Ähnlich freizügig wie Trudeau zeigt sich auch der russische Präsident Wladimir Putin. Dieser lässt sich häufig mit freiem Oberkörper abbilden und demonstriert damit Autorität, Macht und Stärke. Werte, die sich in seiner politischen Botschaft wiederfinden – Russland als Weltmacht.

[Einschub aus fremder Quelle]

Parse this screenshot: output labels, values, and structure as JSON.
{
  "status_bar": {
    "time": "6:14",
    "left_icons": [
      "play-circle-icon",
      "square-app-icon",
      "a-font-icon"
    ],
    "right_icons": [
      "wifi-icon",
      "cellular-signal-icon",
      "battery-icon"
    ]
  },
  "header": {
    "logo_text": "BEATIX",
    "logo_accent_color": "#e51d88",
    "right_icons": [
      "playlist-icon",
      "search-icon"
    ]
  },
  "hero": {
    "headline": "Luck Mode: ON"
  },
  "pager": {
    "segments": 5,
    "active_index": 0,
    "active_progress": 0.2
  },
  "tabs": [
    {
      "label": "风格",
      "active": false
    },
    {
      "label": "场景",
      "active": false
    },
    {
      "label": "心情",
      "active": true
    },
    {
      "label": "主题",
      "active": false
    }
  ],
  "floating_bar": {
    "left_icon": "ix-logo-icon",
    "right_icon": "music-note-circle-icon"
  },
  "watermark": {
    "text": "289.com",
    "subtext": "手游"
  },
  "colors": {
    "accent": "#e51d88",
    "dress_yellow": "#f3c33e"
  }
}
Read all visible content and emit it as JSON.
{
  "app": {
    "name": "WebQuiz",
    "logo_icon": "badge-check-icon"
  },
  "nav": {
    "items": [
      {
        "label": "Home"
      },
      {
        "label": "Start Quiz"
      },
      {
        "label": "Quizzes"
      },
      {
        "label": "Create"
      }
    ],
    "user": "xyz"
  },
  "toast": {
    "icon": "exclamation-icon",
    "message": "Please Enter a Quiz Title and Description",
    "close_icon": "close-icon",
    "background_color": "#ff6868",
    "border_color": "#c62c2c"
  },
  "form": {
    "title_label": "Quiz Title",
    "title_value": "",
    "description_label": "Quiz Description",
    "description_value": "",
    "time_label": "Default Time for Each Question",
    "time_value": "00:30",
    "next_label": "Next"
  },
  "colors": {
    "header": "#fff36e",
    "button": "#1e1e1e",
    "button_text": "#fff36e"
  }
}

Österreichischer Feschismus
Was Putin und Trudeau können, können österreichische Politiker schon lange. Jörg Haider galt als Ur-Playmate der heimischen Politik und personifizierte den von Armin Thurnher geprägten Begriff des „Feschismus“. In einem Interview erklärte Thurnher seine Wortneuschöpfung folgendermaßen: „Haider kokettierte fortwährend mit Anspielungen auf den Nationalsozialismus. Zugleich gab er sich das Image eines Popstars. Dieser Popstarkult war extrem mode- und körperbetont, nackter Oberkörper, Sonnebräune… Fesch und Faschismus ergaben dann den Feschismus“. In Haiders „Playmate-Fußstapfen“ traten Politiker wie Karl-Heinz Grasser, Strache oder Stronach. Alle ließen sich mit entblößter Brust portraitieren. Stronach, um zu zeigen, dass er trotz fortgeschrittenen Alters fit für ein Amt ist. Strache, um Aufmerksamkeit zu erzeugen und Präsenz zu zeigen.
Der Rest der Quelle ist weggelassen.